This behavior is hard to describe, its a visual thing, but maybe you have seen what I am talking about:
In IE10/11 when my survey presents a series of check boxes, where one or more is an exclusive option if the survey taker clicks one of the exclusive items without moving the mouse pointer off of the item, the check box is completely filled in. It isn't until the mouse pointer is moved away from the selection that the check mark appears and the other options are visually disabled.
This can lead the survey taker to repeatedly click the check box thinking that for some reason their click didn't work. So they click again, BUT on the second click a "pretender" check shows up and the other items are disabled, UNTIL the mouse pointer moves at which time the check disappears and all boxes are re-enabled. It is really confusing behavior.
For the same survey in FireFox or Chrome or Safari as soon as the box is clicked a check mark appears and the other boxes are disable regardless of where the mouse pointer is, so there is no issue in those browsers.
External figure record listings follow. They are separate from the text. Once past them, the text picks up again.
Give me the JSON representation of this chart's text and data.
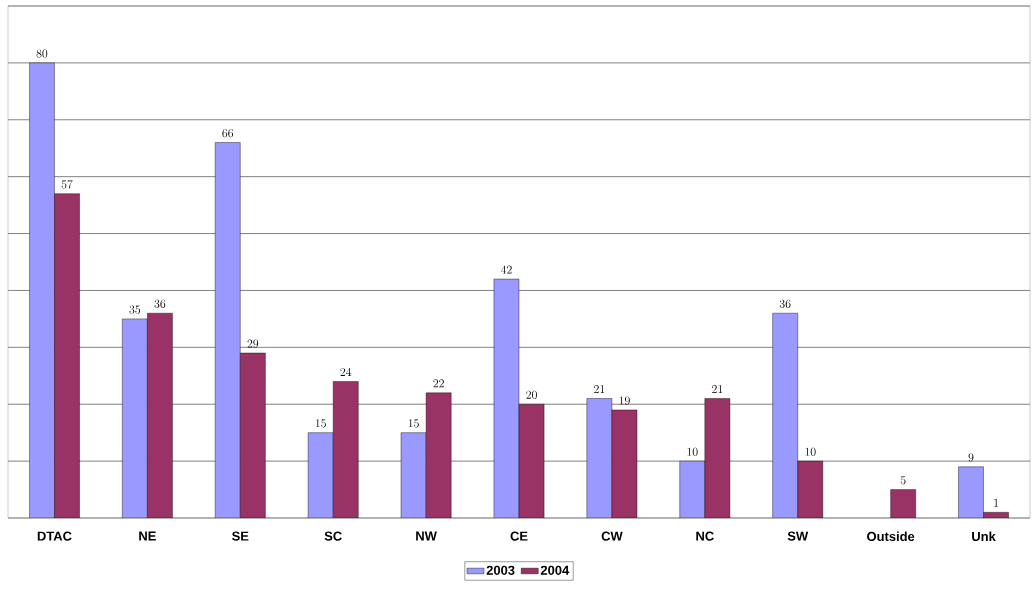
{
  "chart_data": {
    "type": "bar",
    "categories": [
      "DTAC",
      "NE",
      "SE",
      "SC",
      "NW",
      "CE",
      "CW",
      "NC",
      "SW",
      "Outside",
      "Unk"
    ],
    "series": [
      {
        "name": "2003",
        "color": "#9999ff",
        "values": [
          80,
          35,
          66,
          15,
          15,
          42,
          21,
          10,
          36,
          null,
          9
        ]
      },
      {
        "name": "2004",
        "color": "#993366",
        "values": [
          57,
          36,
          29,
          24,
          22,
          20,
          19,
          21,
          10,
          5,
          1
        ]
      }
    ],
    "ylim": [
      0,
      90
    ],
    "yticks": [
      {
        "value": 0,
        "label": null
      },
      {
        "value": 10,
        "label": null
      },
      {
        "value": 20,
        "label": null
      },
      {
        "value": 30,
        "label": null
      },
      {
        "value": 40,
        "label": null
      },
      {
        "value": 50,
        "label": null
      },
      {
        "value": 60,
        "label": null
      },
      {
        "value": 70,
        "label": null
      },
      {
        "value": 80,
        "label": null
      },
      {
        "value": 90,
        "label": null
      }
    ],
    "tick_labels": "x",
    "grid": "y",
    "legend": "bottom",
    "data_labels": true
  }
}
Yay, browsers that are consistant!
SO have any of you thought of a solution to this "feature" from Microsoft? Other than telling survey takers to try a different browser? I am coming close to saying nope, can't use IE for my survey and becoming a Microsoft basher. This is tempting even though I live in the Seattle area and know many people who work at Microsoft. Geesh!
So the only way to reproduce this is to use IE10 or IE11 which I wouldn't wish on my worst enemy at this point.